The shared Rust core is the single source of truth for ASH’s security model.
It is used by:
- the iOS application
- the backend (where applicable)
- tests and verification tools
The shared core is responsible for:
- One-Time Pad generation and consumption
- Strict enforcement of pad non-reuse
- OTP encryption and decryption
- Ceremony rules (chunking, ordering, invariants)
- Frame encoding and decoding with integrity checks
- Human-verifiable mnemonic checksum generation
- Deterministic, testable behavior across platforms
- Best-effort memory wipe utilities
The shared core must never:
- access the network
- access OS randomness directly
- store data on disk
- contain UI logic
- contain platform-specific code
- make policy decisions
- include analytics or logging
The shared core must remain:
- small
- auditable
- deterministic
- stable once reviewed
- Offline device-to-device ceremony
- QR code–based transfer of random pad bytes
- Chunked frame transfer with integrity validation
- Human-verifiable mnemonic checksum
- Restart-only failure handling (no partial recovery)
The ceremony must:
- be explicit
- be visible to the user
- require deliberate participation
- One-to-one conversations only
- Text messages
- One-shot location messages
- Lat/long with 6 decimal places (~10cm precision)

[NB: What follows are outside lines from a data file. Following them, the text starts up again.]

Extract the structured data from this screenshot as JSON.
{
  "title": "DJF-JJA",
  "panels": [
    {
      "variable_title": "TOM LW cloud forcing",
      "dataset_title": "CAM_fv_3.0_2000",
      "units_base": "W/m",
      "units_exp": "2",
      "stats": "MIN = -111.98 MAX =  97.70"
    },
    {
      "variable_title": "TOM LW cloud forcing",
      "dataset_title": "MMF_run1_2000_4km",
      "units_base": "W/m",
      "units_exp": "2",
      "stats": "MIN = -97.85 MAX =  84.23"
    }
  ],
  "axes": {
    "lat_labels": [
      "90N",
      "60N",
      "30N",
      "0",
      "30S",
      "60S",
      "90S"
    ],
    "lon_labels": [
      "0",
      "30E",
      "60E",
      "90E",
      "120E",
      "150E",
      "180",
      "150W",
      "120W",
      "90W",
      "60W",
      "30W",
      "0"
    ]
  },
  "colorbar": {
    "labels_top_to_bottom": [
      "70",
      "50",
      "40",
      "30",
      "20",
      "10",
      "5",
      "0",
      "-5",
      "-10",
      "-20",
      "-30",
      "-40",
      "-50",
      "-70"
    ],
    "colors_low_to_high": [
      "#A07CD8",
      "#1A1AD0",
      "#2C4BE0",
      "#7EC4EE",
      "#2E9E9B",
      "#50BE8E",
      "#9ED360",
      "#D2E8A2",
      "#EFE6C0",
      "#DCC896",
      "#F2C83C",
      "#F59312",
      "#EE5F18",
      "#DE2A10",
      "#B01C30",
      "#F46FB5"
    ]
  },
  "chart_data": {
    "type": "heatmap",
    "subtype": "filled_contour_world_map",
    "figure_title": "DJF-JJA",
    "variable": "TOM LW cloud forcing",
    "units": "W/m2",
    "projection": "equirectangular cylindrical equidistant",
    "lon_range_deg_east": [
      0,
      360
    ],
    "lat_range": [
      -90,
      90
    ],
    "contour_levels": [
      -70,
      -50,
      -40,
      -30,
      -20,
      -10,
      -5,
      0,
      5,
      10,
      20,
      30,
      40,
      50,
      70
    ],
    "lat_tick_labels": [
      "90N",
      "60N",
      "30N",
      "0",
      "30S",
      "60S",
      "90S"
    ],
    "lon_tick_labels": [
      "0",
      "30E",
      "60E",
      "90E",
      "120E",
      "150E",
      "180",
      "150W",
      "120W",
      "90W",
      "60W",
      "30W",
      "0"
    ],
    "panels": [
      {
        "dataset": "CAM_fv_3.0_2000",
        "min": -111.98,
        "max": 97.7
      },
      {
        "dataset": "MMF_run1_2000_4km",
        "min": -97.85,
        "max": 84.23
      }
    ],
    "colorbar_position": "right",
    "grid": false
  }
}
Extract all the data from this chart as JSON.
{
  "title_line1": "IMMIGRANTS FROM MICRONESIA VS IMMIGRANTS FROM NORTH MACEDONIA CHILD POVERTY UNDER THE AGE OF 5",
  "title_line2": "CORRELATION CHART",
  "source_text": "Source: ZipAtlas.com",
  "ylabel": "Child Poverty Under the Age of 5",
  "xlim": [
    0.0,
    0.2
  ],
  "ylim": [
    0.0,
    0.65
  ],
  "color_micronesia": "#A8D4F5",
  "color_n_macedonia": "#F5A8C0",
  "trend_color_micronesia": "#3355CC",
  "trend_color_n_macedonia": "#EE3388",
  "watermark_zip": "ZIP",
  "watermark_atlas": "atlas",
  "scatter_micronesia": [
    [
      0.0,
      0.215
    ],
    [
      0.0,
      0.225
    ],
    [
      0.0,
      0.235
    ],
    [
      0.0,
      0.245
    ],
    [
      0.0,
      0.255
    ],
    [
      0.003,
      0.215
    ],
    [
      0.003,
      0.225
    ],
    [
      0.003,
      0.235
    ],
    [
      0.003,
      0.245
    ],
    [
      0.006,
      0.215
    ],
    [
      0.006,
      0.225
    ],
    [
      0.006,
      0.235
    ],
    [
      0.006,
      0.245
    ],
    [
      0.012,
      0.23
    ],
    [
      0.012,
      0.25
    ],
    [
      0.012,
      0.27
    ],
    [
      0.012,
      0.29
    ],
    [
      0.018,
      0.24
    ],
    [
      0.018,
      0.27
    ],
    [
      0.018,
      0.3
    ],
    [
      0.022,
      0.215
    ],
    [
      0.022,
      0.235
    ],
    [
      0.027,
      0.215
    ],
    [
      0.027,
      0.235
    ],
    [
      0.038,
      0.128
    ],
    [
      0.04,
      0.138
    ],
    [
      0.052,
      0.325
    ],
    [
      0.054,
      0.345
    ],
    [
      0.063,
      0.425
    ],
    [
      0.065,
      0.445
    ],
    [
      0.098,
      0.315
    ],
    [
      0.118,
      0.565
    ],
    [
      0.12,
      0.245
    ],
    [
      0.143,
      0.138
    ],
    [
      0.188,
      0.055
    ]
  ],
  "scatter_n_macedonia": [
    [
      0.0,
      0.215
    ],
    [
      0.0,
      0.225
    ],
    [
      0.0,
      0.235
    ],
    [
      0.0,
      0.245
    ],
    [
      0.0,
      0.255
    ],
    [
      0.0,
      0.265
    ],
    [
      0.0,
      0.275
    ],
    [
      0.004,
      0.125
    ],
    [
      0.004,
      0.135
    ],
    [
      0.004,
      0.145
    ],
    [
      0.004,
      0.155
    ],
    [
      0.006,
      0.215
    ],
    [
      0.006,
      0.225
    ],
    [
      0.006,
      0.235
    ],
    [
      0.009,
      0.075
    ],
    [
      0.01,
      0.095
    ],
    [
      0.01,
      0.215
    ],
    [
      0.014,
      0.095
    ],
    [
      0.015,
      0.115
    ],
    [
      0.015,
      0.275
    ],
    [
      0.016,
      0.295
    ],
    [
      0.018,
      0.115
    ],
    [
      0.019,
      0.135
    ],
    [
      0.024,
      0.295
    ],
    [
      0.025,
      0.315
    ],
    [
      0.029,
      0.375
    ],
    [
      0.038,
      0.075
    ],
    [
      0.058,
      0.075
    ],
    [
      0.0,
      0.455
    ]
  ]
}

- No altitude, speed, or heading
- Ephemeral message lifecycle
- Automatic message disappearance after read / time
- Manual "burn" action that irreversibly wipes conversation state
- SwiftUI-based iOS application
- Thin orchestration layer around shared Rust core
- Clear, minimal UI
- Limited visible message history
- Dynamic Type and accessibility support
- Reduced motion support
- Explicit user actions (no background automation)
The iOS app must never:
- reimplement cryptography
- modify security logic
- bypass the shared core
- invent alternative checksums or encryption
- silently persist decrypted data
The backend is a dumb relay with a clock.
It exists only to:
- relay encrypted message blobs
- relay burn signals
- notify devices via silent push notifications
The backend:
- does not decrypt data
- does not understand message contents
- does not identify users
- does not authenticate identities
- does not store data long-term
Backend characteristics:
- implemented in Rust
- stateless or ephemeral storage only
- strict TTL-based cleanup
- HTTPS only
- minimal API surface
The backend must never:
- store plaintext
- perform cryptographic operations on messages
- enforce business logic
- track users or behavior
- provide guarantees beyond best-effort delivery
- Static website only
- Educational and explanatory content
- Explanation of ceremony and security model
- Ethical use statement
- Privacy posture
- No analytics
- No tracking
- No user accounts
- No interactivity beyond simple demos
- Group chats
- Channels
- Threads
- Reactions
- Media messages (images, video, audio)
- Stickers, emojis beyond system defaults
- User accounts
- Phone number registration
- Email login
- Contacts integration
- Identity recovery
- Username systems
- End-to-end encryption other than OTP
- Key exchange protocols
- Key derivation functions
- Cloud key storage
- Bluetooth-based pairing
- Wi-Fi Direct pairing
- Background syncing
- Android application (planned for future)
- Web application
- Desktop application
- VisionOS / watchOS support
- External plugins
- SDKs for third parties
- Multi-region backend
- High availability guarantees
- Load balancing
- Analytics pipelines
- Crash reporting SDKs
- User metrics or tracking
- Monetization
- Subscriptions
- Ads
- Growth features
- Marketing campaigns
- Virality mechanics
ASH does not aim to:
- be convenient
- be fast
- be social
- be anonymous at the network level
- defeat a compromised operating system
- defeat a physically compromised device
- provide plausible deniability against a determined forensic adversary
ASH aims to:
reduce attack surface, reduce mistakes, and make security properties understandable to humans.
- This document may only be changed deliberately.
- Any change requires:
- a written rationale
- explicit acknowledgment of tradeoffs
- review of security impact
Silent scope expansion is not allowed.
If a future feature conflicts with this document,
this document wins.
ASH succeeds by doing less, not more.